Nuclear watchdog should have teeth that bite

February 7, 2018
Akahata ‘current’ column

Last week, the Nuclear Regulation Authority held an open screening session to check to see if the Nos 1-3 reactors of the Tomari Nuclear Power Plant in Hokkaido meet current safety standards. In the session, Hokkaido Electric Power Company said that it will adopt a different method for proving that faults running beneath the plant are not active. The utility initially intended to deny the risk of the faults by analyzing data regarding volcanic ash layers under the ground.
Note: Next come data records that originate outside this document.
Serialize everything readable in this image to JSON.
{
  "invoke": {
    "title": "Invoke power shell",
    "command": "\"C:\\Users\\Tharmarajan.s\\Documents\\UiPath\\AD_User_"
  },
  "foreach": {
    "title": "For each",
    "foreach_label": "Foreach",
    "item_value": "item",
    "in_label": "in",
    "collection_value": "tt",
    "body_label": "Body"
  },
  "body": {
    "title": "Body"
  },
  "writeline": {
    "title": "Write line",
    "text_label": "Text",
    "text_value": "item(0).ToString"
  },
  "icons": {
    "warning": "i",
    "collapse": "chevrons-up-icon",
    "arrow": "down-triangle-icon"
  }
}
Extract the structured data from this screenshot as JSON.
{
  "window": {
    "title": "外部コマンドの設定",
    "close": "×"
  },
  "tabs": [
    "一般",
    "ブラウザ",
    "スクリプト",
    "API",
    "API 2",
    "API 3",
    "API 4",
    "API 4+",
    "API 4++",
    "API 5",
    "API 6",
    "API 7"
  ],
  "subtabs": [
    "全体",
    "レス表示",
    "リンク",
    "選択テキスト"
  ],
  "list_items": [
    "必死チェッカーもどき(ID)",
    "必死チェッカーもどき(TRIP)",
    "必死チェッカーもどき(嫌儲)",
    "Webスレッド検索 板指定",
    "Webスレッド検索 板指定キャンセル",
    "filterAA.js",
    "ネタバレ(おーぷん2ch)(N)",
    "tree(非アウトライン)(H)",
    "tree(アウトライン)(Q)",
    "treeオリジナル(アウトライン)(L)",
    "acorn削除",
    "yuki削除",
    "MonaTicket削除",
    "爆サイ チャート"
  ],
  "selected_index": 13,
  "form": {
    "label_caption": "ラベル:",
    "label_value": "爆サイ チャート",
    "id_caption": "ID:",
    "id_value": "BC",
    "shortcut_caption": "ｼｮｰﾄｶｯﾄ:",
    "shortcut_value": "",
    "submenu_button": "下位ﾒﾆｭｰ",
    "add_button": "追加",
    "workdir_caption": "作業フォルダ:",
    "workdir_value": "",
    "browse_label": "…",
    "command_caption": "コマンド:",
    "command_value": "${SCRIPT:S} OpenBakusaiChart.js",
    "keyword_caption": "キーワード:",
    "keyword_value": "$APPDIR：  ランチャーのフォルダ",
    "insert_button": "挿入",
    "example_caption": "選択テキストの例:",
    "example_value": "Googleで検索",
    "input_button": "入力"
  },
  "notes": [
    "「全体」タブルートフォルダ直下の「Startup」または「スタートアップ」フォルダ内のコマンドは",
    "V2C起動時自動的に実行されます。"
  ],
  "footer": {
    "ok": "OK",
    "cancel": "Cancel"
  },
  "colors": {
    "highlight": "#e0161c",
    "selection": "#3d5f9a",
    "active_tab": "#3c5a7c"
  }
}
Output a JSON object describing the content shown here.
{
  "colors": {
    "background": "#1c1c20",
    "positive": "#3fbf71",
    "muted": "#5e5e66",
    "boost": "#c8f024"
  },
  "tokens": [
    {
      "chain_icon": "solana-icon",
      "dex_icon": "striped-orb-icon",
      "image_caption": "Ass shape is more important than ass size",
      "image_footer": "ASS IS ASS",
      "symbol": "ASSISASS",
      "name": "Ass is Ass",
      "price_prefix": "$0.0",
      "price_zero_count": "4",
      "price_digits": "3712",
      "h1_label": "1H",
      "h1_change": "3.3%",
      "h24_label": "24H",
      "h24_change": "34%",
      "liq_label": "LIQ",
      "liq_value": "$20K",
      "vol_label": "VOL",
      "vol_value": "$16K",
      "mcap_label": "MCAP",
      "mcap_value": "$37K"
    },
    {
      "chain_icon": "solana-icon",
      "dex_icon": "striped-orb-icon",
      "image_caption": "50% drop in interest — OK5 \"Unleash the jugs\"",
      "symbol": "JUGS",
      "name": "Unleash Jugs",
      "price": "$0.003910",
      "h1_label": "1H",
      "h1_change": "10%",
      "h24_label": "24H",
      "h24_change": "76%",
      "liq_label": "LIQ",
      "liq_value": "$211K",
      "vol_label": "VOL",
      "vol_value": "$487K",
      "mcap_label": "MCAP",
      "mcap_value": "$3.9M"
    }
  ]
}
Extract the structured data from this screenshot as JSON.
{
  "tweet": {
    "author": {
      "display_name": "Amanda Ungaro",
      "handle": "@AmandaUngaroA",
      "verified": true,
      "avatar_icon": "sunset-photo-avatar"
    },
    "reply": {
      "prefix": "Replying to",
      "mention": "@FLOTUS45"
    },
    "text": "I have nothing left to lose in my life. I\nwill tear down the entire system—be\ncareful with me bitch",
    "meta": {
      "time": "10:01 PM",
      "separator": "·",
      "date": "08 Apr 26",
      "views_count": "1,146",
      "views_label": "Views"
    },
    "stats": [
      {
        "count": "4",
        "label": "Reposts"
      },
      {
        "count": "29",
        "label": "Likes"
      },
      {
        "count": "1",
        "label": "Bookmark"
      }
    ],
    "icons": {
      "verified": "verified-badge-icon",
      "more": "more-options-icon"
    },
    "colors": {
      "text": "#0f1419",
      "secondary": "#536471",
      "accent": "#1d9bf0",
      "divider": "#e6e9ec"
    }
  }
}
It is surprising that the plant operator restarted such important research from scratch four and a half years after it asked the nuclear watchdog for permission to restart the reactors at the Tomari NPP.

So far, no NPP has been rejected in the NRA screenings under the new nuclear safety standards. The NRA also gave a green light to the Nos 6 and 7 reactors at the Kashiwazaki-Kariwa NPP operated by Tokyo Electric Power Company, which experienced meltdown accidents at its Fukushima Daiichi NPP in 2011. The organization even approved utilities’ requests to extend the permissible life spans of old reactors.

The Abe government says that it will support the reactivation of reactors that come up to NRA’s new safety standards, disregarding overwhelming public opposition to the resumption of NPP operations. “The government’s position is supported by the NRA which is supposedly independent and neutral,” political scientist Shindo Muneyuki pointed out in his book titled, “Nuclear Regulation Authority”.

According to Shindo, persons in favor of the government’s nuclear power policy are chosen as NRA commissioners. The secretariat of the NRA is filled with former bureaucrats of ministries promoting nuclear power. The new nuclear safety standards are insufficient. The NRA does not have independence or neutrality, two essential qualities for a nuclear watchdog. Shindo wrote, “The NRA should be an organization that envisions a society without nuclear power generation.”